Osnabrück (epd). Viele Kinder und ihre Eltern haben nach Einschätzung des Bielefelder Kinderarztes Rainer Böhm mit der coronabedingten Betreuung zu Hause gute Erfahrungen gemacht. Zahlreiche Familien hätten den Wegfall von Pflichtterminen sowie den Zuwachs an Ruhe und Selbstbestimmung im Tagesablauf als sehr positiv erlebt, sagte der Leitende Arzt am Sozialpädiatrischen Zentrum des Evangelischen Klinikums Bethel der "Neuen Osnabrücker Zeitung" (Montag). "Dieses permanente Gefühl des Auf-Kante-genäht-Seins ist eine erhebliche Belastung für Kinder und Eltern. Die neue Freiheit, die plötzlich da war, hat sich vielfach positiv ausgewirkt."

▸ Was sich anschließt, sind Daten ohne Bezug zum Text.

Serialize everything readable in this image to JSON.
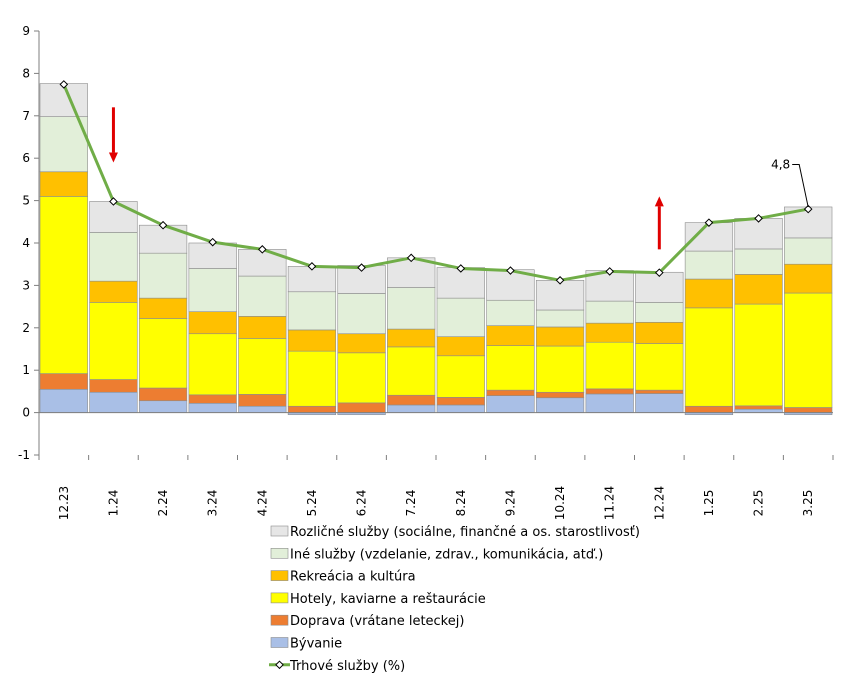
{
  "chart_data": {
    "type": "bar",
    "stacked": true,
    "categories": [
      "12.23",
      "1.24",
      "2.24",
      "3.24",
      "4.24",
      "5.24",
      "6.24",
      "7.24",
      "8.24",
      "9.24",
      "10.24",
      "11.24",
      "12.24",
      "1.25",
      "2.25",
      "3.25"
    ],
    "ylim": [
      -1,
      9
    ],
    "yticks": [
      -1,
      0,
      1,
      2,
      3,
      4,
      5,
      6,
      7,
      8,
      9
    ],
    "grid": false,
    "legend_position": "bottom",
    "series": [
      {
        "name": "Bývanie",
        "color": "#a9bfe6",
        "values": [
          0.55,
          0.48,
          0.28,
          0.22,
          0.15,
          -0.05,
          -0.05,
          0.18,
          0.18,
          0.4,
          0.35,
          0.44,
          0.45,
          -0.05,
          0.08,
          -0.05
        ]
      },
      {
        "name": "Doprava (vrátane leteckej)",
        "color": "#ed7d31",
        "values": [
          0.37,
          0.3,
          0.3,
          0.2,
          0.28,
          0.15,
          0.23,
          0.23,
          0.18,
          0.13,
          0.13,
          0.12,
          0.08,
          0.15,
          0.08,
          0.12
        ]
      },
      {
        "name": "Hotely, kaviarne a reštaurácie",
        "color": "#ffff00",
        "values": [
          4.18,
          1.82,
          1.64,
          1.44,
          1.32,
          1.3,
          1.18,
          1.14,
          0.98,
          1.05,
          1.09,
          1.1,
          1.1,
          2.32,
          2.4,
          2.7
        ]
      },
      {
        "name": "Rekreácia a kultúra",
        "color": "#ffc000",
        "values": [
          0.58,
          0.5,
          0.48,
          0.52,
          0.52,
          0.5,
          0.45,
          0.42,
          0.45,
          0.47,
          0.45,
          0.45,
          0.5,
          0.68,
          0.7,
          0.68
        ]
      },
      {
        "name": "Iné služby (vzdelanie, zdrav., komunikácia, atď.)",
        "color": "#e2efd9",
        "values": [
          1.3,
          1.15,
          1.06,
          1.02,
          0.95,
          0.9,
          0.95,
          0.98,
          0.91,
          0.6,
          0.4,
          0.52,
          0.47,
          0.66,
          0.6,
          0.62
        ]
      },
      {
        "name": "Rozličné služby (sociálne, finančné a os. starostlivosť)",
        "color": "#e6e6e6",
        "values": [
          0.78,
          0.73,
          0.66,
          0.6,
          0.63,
          0.6,
          0.66,
          0.7,
          0.72,
          0.72,
          0.7,
          0.72,
          0.71,
          0.67,
          0.72,
          0.73
        ]
      }
    ],
    "line": {
      "name": "Trhové služby (%)",
      "color": "#70ad47",
      "values": [
        7.74,
        4.98,
        4.42,
        4.02,
        3.85,
        3.45,
        3.42,
        3.65,
        3.4,
        3.35,
        3.12,
        3.33,
        3.3,
        4.48,
        4.58,
        4.8
      ]
    },
    "annotations": [
      {
        "text": "4,8",
        "category": "3.25",
        "value": 4.8
      }
    ],
    "arrows": [
      {
        "category": "1.24",
        "direction": "down",
        "color": "#e00000",
        "from": 7.2,
        "to": 5.9
      },
      {
        "category": "12.24",
        "direction": "up",
        "color": "#e00000",
        "from": 3.85,
        "to": 5.1
      }
    ]
  }
}
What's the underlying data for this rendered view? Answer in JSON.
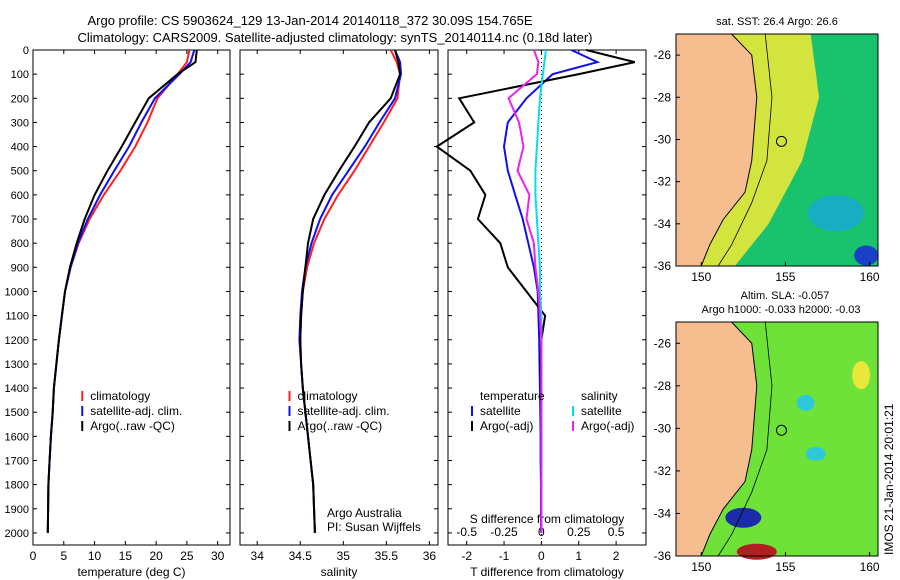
{
  "header": {
    "line1": "Argo profile: CS 5903624_129 13-Jan-2014 20140118_372 30.09S 154.765E",
    "line2": "Climatology: CARS2009. Satellite-adjusted climatology: synTS_20140114.nc (0.18d later)"
  },
  "colors": {
    "climatology": "#ff2020",
    "satellite": "#1010ee",
    "argo": "#000000",
    "sat_salinity": "#00e0f0",
    "argo_salinity": "#ee22ee",
    "land": "#f6be8e"
  },
  "credit": {
    "line1": "Argo Australia",
    "line2": "PI: Susan Wijffels"
  },
  "timestamp": "IMOS 21-Jan-2014 20:01:21",
  "maps": [
    {
      "title1": "sat. SST: 26.4 Argo: 26.6",
      "title2": "",
      "xticks": [
        150,
        155,
        160
      ],
      "yticks": [
        -26,
        -28,
        -30,
        -32,
        -34,
        -36
      ]
    },
    {
      "title1": "Altim. SLA: -0.057",
      "title2": "Argo h1000: -0.033 h2000: -0.03",
      "xticks": [
        150,
        155,
        160
      ],
      "yticks": [
        -26,
        -28,
        -30,
        -32,
        -34,
        -36
      ]
    }
  ],
  "chart_data": [
    {
      "type": "line",
      "xlabel": "temperature (deg C)",
      "ylabel": "",
      "xlim": [
        0,
        32
      ],
      "ylim": [
        2050,
        0
      ],
      "xticks": [
        0,
        5,
        10,
        15,
        20,
        25,
        30
      ],
      "yticks": [
        0,
        100,
        200,
        300,
        400,
        500,
        600,
        700,
        800,
        900,
        1000,
        1100,
        1200,
        1300,
        1400,
        1500,
        1600,
        1700,
        1800,
        1900,
        2000
      ],
      "legend": [
        "climatology",
        "satellite-adj. clim.",
        "Argo(..raw -QC)"
      ],
      "legend_position": "lower-center",
      "series": [
        {
          "name": "climatology",
          "color": "#ff2020",
          "x": [
            25.4,
            25.0,
            23.5,
            20.2,
            18.6,
            16.6,
            14.2,
            11.5,
            9.2,
            7.4,
            6.1,
            5.2,
            4.7,
            4.2,
            3.8,
            3.4,
            3.2,
            2.9,
            2.7,
            2.5,
            2.4
          ],
          "y": [
            0,
            50,
            100,
            200,
            300,
            400,
            500,
            600,
            700,
            800,
            900,
            1000,
            1100,
            1200,
            1300,
            1400,
            1500,
            1600,
            1700,
            1800,
            2000
          ]
        },
        {
          "name": "satellite-adj. clim.",
          "color": "#1010ee",
          "x": [
            26.2,
            25.6,
            23.8,
            19.8,
            17.6,
            15.6,
            13.2,
            10.9,
            8.9,
            7.3,
            6.1,
            5.2,
            4.7,
            4.2,
            3.8,
            3.4,
            3.2,
            2.9,
            2.7,
            2.5,
            2.4
          ],
          "y": [
            0,
            50,
            100,
            200,
            300,
            400,
            500,
            600,
            700,
            800,
            900,
            1000,
            1100,
            1200,
            1300,
            1400,
            1500,
            1600,
            1700,
            1800,
            2000
          ]
        },
        {
          "name": "Argo(..raw -QC)",
          "color": "#000000",
          "x": [
            26.6,
            26.4,
            23.5,
            18.8,
            16.6,
            14.4,
            12.1,
            10.0,
            8.4,
            7.1,
            6.0,
            5.2,
            4.7,
            4.2,
            3.8,
            3.4,
            3.2,
            2.9,
            2.7,
            2.5,
            2.4
          ],
          "y": [
            0,
            50,
            100,
            200,
            300,
            400,
            500,
            600,
            700,
            800,
            900,
            1000,
            1100,
            1200,
            1300,
            1400,
            1500,
            1600,
            1700,
            1800,
            2000
          ]
        }
      ]
    },
    {
      "type": "line",
      "xlabel": "salinity",
      "ylabel": "",
      "xlim": [
        33.8,
        36.1
      ],
      "ylim": [
        2050,
        0
      ],
      "xticks": [
        34,
        34.5,
        35,
        35.5,
        36
      ],
      "legend": [
        "climatology",
        "satellite-adj. clim.",
        "Argo(..raw -QC)"
      ],
      "legend_position": "lower-center",
      "series": [
        {
          "name": "climatology",
          "color": "#ff2020",
          "x": [
            35.55,
            35.62,
            35.66,
            35.63,
            35.47,
            35.3,
            35.13,
            34.94,
            34.78,
            34.66,
            34.58,
            34.53,
            34.51,
            34.5,
            34.51,
            34.53,
            34.56,
            34.59,
            34.62,
            34.65,
            34.67
          ],
          "y": [
            0,
            50,
            100,
            200,
            300,
            400,
            500,
            600,
            700,
            800,
            900,
            1000,
            1100,
            1200,
            1300,
            1400,
            1500,
            1600,
            1700,
            1800,
            2000
          ]
        },
        {
          "name": "satellite-adj. clim.",
          "color": "#1010ee",
          "x": [
            35.6,
            35.66,
            35.67,
            35.6,
            35.42,
            35.25,
            35.06,
            34.87,
            34.73,
            34.63,
            34.56,
            34.52,
            34.5,
            34.49,
            34.51,
            34.53,
            34.56,
            34.59,
            34.62,
            34.65,
            34.67
          ],
          "y": [
            0,
            50,
            100,
            200,
            300,
            400,
            500,
            600,
            700,
            800,
            900,
            1000,
            1100,
            1200,
            1300,
            1400,
            1500,
            1600,
            1700,
            1800,
            2000
          ]
        },
        {
          "name": "Argo(..raw -QC)",
          "color": "#000000",
          "x": [
            35.6,
            35.64,
            35.66,
            35.55,
            35.3,
            35.13,
            34.95,
            34.78,
            34.65,
            34.59,
            34.56,
            34.53,
            34.51,
            34.5,
            34.51,
            34.53,
            34.56,
            34.59,
            34.62,
            34.65,
            34.67
          ],
          "y": [
            0,
            50,
            100,
            200,
            300,
            400,
            500,
            600,
            700,
            800,
            900,
            1000,
            1100,
            1200,
            1300,
            1400,
            1500,
            1600,
            1700,
            1800,
            2000
          ]
        }
      ]
    },
    {
      "type": "line",
      "xlabel": "T difference from climatology",
      "xlabel_top": "S difference from climatology",
      "xlim": [
        -2.5,
        2.8
      ],
      "ylim": [
        2050,
        0
      ],
      "xticks": [
        -2,
        -1,
        0,
        1,
        2
      ],
      "xticks_top": [
        "-0.5",
        "-0.25",
        "0",
        "0.25",
        "0.5"
      ],
      "legend_titles": [
        "temperature",
        "salinity"
      ],
      "legend": [
        "satellite",
        "Argo(-adj)",
        "satellite",
        "Argo(-adj)"
      ],
      "legend_position": "lower-center",
      "series": [
        {
          "name": "satellite",
          "group": "temperature",
          "color": "#1010ee",
          "x": [
            0.8,
            1.5,
            0.3,
            -0.4,
            -0.9,
            -1.0,
            -0.9,
            -0.7,
            -0.5,
            -0.35,
            -0.2,
            -0.1,
            -0.08,
            -0.06,
            -0.05,
            -0.04,
            -0.03,
            -0.02,
            -0.02,
            -0.01,
            -0.01
          ],
          "y": [
            0,
            50,
            100,
            200,
            300,
            400,
            500,
            600,
            700,
            800,
            900,
            1000,
            1100,
            1200,
            1300,
            1400,
            1500,
            1600,
            1700,
            1800,
            2000
          ]
        },
        {
          "name": "Argo(-adj)",
          "group": "temperature",
          "color": "#000000",
          "x": [
            1.2,
            2.5,
            1.0,
            -2.2,
            -1.8,
            -2.8,
            -1.9,
            -1.5,
            -1.7,
            -1.1,
            -0.9,
            -0.4,
            0.1,
            0.0,
            -0.02,
            -0.01,
            0.0,
            0.0,
            0.0,
            0.0,
            0.0
          ],
          "y": [
            0,
            50,
            100,
            200,
            300,
            400,
            500,
            600,
            700,
            800,
            900,
            1000,
            1100,
            1200,
            1300,
            1400,
            1500,
            1600,
            1700,
            1800,
            2000
          ]
        },
        {
          "name": "satellite",
          "group": "salinity",
          "color": "#00e0f0",
          "x": [
            0.03,
            0.02,
            0.01,
            -0.01,
            -0.02,
            -0.03,
            -0.04,
            -0.04,
            -0.03,
            -0.02,
            -0.01,
            -0.01,
            0.0,
            0.0,
            0.0,
            0.0,
            0.0,
            0.0,
            0.0,
            0.0,
            0.0
          ],
          "y": [
            0,
            50,
            100,
            200,
            300,
            400,
            500,
            600,
            700,
            800,
            900,
            1000,
            1100,
            1200,
            1300,
            1400,
            1500,
            1600,
            1700,
            1800,
            2000
          ]
        },
        {
          "name": "Argo(-adj)",
          "group": "salinity",
          "color": "#ee22ee",
          "x": [
            -0.05,
            -0.02,
            -0.03,
            -0.22,
            -0.15,
            -0.12,
            -0.16,
            -0.08,
            -0.1,
            -0.05,
            -0.04,
            -0.02,
            -0.01,
            0.0,
            0.0,
            0.0,
            0.0,
            0.0,
            0.0,
            0.0,
            0.0
          ],
          "y": [
            0,
            50,
            100,
            200,
            300,
            400,
            500,
            600,
            700,
            800,
            900,
            1000,
            1100,
            1200,
            1300,
            1400,
            1500,
            1600,
            1700,
            1800,
            2000
          ]
        }
      ]
    }
  ]
}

Der Aufenthalt in der Kindertagesstätte bedeute für Kinder unter drei Jahren einen enormen Stress mit häufig negativen Folgen für ihr soziales Verhalten und ihre gesamte Entwicklung. Der Mediziner kritisierte: "Die Kinder kommen heute zu früh in die Betreuungseinrichtungen und sie verbringen dort zu viel Zeit." Unter Dreijährige seien noch nicht bereit für eine Betreuung in größeren Gruppen. Sie seien noch stark auf die "familiäre Bindungssicherheit" angewiesen.
Zudem bräuchten auch Kinder die Möglichkeit, ihren Alltag selbst zu gestalten, sagte Böhm. "Wir haben in den öffentlichen Einrichtungen meist ein sehr strukturiertes Angebot. Kinder können sich da nicht ohne weiteres herausziehen, um individuell zu spielen oder sich in etwas zu vertiefen, ohne Anforderungen von außen." Dies sei in der Corona-Zeit, in der viele Kinder keine Betreuungseinrichtungen besuchen konnten, anders gewesen.